Injection of an opioid drug leads to extreme euphoria that peaks at 10 minutes followed by profound sedation and analgesia that lasts for up to one hour.  According to the Centers for Disease Control and Prevention (CDC), since 2003, opioid analgesic abuse overdose deaths involving opioid analgesics exceeded those due to cocaine. For every unintentional overdose death related to an opioid analgesic, nine persons were admitted for substance abuse treatment, 161 reported drug abuse or dependency, and 461 reported nonmedical uses of opioid analgesic drugs. Heroin abuse and overdose is associated with an average  mortality rate of 2% in regularly injecting persons, half of which is attributable to overdose, equivalent to 20 times the mortality rate of non-drug using peers.  
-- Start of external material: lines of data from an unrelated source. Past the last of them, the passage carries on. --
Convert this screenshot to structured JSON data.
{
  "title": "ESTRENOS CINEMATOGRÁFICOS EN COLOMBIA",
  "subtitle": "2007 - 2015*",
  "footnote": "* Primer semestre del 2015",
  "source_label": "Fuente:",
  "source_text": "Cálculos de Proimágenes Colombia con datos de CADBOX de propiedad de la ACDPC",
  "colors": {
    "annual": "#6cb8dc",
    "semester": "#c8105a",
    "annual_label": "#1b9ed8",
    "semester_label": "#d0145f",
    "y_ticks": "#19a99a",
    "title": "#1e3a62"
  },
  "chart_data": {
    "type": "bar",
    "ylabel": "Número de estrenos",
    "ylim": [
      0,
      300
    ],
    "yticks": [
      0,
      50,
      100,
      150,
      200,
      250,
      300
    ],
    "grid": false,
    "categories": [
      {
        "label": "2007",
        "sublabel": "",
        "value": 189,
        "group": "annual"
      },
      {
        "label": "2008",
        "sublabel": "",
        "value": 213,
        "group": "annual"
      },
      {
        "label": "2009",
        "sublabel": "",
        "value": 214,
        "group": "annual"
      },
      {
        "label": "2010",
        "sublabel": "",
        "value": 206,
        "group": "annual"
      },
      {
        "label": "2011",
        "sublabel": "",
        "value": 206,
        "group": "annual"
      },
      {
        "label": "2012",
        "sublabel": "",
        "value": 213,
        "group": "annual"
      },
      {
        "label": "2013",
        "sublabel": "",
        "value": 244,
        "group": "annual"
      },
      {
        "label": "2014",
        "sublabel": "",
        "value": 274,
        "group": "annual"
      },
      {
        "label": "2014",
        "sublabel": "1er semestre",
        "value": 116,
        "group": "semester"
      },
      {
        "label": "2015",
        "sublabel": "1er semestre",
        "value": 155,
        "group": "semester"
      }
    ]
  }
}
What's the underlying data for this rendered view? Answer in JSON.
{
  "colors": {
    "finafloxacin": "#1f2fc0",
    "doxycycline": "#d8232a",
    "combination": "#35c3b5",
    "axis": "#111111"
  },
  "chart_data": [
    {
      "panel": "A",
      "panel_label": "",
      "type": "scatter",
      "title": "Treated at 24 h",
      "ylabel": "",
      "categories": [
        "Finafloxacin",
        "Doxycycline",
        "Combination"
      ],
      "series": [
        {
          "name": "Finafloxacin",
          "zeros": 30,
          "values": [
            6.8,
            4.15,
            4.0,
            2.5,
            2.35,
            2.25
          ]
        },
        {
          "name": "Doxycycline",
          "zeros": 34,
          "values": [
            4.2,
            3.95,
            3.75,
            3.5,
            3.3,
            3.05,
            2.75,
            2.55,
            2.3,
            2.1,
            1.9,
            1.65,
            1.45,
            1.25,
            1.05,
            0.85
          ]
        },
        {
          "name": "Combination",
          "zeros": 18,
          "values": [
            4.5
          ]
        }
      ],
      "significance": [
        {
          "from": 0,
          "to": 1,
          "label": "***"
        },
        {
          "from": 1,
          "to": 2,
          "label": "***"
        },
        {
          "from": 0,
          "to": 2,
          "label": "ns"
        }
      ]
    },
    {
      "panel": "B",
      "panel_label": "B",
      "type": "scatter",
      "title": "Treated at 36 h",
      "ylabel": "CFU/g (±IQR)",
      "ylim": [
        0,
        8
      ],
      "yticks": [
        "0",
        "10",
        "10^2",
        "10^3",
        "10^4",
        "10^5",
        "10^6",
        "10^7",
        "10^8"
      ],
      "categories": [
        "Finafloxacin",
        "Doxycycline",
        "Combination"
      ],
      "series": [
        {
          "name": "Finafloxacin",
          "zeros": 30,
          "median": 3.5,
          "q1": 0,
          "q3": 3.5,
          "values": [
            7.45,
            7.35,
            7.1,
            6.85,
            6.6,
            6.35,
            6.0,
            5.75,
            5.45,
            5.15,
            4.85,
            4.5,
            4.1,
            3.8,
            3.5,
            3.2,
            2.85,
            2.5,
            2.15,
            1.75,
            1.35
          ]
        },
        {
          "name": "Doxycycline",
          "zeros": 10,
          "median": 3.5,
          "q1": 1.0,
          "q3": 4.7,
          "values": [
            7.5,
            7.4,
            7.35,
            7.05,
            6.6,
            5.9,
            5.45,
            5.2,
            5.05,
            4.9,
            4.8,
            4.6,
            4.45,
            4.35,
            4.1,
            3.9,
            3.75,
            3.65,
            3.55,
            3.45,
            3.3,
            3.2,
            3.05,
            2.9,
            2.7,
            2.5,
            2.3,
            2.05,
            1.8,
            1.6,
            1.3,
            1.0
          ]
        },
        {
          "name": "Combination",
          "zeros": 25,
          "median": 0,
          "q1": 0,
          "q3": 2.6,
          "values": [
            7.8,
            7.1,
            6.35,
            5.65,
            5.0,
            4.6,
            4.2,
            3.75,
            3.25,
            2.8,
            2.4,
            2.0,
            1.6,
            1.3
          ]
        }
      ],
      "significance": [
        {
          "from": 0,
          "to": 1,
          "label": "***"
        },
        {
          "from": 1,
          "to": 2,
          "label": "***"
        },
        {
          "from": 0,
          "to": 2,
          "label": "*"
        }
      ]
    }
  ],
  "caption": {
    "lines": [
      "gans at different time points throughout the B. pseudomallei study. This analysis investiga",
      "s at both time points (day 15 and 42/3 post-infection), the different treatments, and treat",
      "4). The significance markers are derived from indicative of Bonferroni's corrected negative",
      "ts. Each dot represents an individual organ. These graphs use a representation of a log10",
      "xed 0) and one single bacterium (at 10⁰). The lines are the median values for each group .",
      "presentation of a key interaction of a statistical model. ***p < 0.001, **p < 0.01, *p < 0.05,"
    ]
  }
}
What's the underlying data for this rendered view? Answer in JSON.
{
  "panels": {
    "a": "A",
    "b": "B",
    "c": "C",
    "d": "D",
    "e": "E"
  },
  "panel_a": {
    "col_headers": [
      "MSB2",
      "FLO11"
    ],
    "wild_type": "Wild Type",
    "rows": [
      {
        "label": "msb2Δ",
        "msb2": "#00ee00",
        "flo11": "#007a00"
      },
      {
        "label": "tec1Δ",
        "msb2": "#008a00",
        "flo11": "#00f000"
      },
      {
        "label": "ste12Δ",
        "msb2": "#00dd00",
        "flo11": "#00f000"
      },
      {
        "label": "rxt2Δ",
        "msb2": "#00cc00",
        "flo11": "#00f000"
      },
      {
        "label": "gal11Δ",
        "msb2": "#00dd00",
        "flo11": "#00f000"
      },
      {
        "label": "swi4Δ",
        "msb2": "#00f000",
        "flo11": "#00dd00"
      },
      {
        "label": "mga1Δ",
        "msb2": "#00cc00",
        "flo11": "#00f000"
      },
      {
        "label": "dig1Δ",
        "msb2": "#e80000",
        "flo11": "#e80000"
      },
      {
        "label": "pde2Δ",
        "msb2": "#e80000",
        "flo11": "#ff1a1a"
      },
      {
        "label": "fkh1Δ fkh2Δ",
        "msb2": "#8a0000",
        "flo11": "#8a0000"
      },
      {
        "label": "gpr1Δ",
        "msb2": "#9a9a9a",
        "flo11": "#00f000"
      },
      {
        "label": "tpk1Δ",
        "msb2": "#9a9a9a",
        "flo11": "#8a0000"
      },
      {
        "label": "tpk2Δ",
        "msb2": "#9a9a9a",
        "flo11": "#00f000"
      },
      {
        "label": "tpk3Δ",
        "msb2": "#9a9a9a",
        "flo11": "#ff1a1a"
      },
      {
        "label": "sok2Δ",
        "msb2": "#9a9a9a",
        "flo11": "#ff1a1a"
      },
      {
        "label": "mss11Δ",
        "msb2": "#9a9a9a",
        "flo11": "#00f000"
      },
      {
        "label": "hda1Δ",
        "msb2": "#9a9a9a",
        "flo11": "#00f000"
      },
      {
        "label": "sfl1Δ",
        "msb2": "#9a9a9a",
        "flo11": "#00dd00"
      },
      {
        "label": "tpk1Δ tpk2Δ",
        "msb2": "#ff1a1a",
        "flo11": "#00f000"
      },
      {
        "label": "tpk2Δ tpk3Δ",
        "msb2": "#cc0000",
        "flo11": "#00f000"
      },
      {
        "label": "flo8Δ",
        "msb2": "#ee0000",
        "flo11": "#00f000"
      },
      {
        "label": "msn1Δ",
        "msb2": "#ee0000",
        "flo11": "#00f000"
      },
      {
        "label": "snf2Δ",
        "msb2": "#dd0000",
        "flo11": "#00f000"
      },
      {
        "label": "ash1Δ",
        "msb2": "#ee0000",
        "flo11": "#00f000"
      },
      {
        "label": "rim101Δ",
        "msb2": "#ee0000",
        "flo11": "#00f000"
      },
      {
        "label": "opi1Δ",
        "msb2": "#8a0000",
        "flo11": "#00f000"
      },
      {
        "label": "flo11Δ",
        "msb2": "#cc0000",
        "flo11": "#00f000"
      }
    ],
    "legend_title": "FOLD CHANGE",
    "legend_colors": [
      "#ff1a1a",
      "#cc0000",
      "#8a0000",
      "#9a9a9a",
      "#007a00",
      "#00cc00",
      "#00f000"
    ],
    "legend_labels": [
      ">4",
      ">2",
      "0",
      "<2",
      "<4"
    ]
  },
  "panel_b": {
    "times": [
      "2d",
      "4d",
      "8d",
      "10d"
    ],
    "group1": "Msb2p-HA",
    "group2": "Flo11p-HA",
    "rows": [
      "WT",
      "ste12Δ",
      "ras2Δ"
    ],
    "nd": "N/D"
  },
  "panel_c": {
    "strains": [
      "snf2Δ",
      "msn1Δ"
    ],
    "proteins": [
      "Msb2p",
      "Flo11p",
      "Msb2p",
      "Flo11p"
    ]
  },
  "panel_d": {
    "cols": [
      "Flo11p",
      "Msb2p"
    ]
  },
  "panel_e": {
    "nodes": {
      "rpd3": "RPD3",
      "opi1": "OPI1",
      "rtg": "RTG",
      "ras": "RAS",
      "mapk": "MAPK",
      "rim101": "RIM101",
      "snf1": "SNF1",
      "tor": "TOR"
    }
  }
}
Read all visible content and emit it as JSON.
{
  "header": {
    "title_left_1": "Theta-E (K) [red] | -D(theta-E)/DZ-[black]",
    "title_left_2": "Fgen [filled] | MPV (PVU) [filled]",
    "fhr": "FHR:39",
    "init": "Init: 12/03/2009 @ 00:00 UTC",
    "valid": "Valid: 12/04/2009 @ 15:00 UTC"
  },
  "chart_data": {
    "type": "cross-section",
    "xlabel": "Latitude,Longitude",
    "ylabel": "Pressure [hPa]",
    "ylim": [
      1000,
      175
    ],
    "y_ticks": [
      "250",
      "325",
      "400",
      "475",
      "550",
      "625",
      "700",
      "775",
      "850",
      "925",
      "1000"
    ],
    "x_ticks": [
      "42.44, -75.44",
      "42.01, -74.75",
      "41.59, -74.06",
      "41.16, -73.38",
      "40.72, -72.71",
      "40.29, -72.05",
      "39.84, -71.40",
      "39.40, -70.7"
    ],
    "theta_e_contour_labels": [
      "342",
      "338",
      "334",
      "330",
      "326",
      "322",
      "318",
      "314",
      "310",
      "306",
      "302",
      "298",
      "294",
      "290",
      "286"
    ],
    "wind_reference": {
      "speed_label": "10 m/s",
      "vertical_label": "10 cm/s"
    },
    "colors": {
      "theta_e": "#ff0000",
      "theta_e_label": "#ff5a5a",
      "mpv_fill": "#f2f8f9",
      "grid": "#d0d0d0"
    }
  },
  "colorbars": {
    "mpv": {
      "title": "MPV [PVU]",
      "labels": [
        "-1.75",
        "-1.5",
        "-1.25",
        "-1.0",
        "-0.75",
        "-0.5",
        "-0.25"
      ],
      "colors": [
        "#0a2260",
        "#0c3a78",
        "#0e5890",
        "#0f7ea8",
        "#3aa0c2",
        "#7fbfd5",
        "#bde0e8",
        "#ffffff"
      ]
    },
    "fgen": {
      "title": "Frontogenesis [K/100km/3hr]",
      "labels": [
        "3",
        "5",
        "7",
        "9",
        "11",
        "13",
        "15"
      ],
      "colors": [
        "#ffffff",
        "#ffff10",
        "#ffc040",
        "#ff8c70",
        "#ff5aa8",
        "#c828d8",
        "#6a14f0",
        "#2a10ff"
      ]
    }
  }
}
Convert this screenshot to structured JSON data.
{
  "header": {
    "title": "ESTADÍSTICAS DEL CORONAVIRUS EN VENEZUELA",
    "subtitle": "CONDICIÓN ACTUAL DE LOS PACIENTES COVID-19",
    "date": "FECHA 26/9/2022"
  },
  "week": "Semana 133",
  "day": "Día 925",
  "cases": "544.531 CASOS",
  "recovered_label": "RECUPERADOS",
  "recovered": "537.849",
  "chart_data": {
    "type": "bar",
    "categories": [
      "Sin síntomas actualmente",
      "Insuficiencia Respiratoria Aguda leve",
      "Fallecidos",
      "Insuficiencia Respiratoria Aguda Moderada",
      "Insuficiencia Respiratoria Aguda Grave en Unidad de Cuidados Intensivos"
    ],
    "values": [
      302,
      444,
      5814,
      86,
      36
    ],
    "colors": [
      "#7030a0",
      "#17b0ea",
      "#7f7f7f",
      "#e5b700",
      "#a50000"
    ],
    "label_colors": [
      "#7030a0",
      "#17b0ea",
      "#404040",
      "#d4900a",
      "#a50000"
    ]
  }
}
TREATMENT AND PREVENTION     
In a cross-sectional nationally representative United Kingdom sample of more than 10,000 adolescents aged 13 to 18 years, those with prior lifetime mental disorders had a 15% rates of illicit drug abuse, with or without dependence. Drug abuse was highest among adolescents with prior anxiety disorder and behavior disorders however any prior disorder significantly increases the risk of transition from nonuse to first use, and from problematic to illicit drug use. Treatment of primary mental disorders is likely to be an important target for the prevention of substance abuse in later adult years. A similar finding was noted among a cohort of 90 adolescents mean age 15 years, with crack cocaine dependence admitted to a psychiatric inpatient unit, all of whom met criteria for cocaine dependence. All patients had experimented with at least one other addictive substance before crack cocaine including tobacco, alcohol, and cannabis. The most common psychiatric comorbidity in drug abuse was conduct disorder followed by oppositional defiant disorder and attention-deficit/hyperactivity disorder, all of which were more prevalent in the patient population.  The heightened concurrence of a neuropsychiatric disturbances supports the necessity of treatment by multidisciplinary health care team members to successfully abate addiction. For each year of delay in the age at first drug use, the chance of crack cocaine initiation can be reduced by 18%, supporting the premise that prevention programs should be aimed at delaying experimentation with addictive substances, especially the gateway drugs, to reduce progression to drug dependence I adolescents and young adults. The impact of intervention programs to direct adult drug-misusing offenders out of crime and into treatment programs has been examined employing quality-adjusted life year estimates and cost-utility assessments. Such programs are both effective and cost-effective, as they reduce crime, improve quality-of-life and reduce subsequent drug use.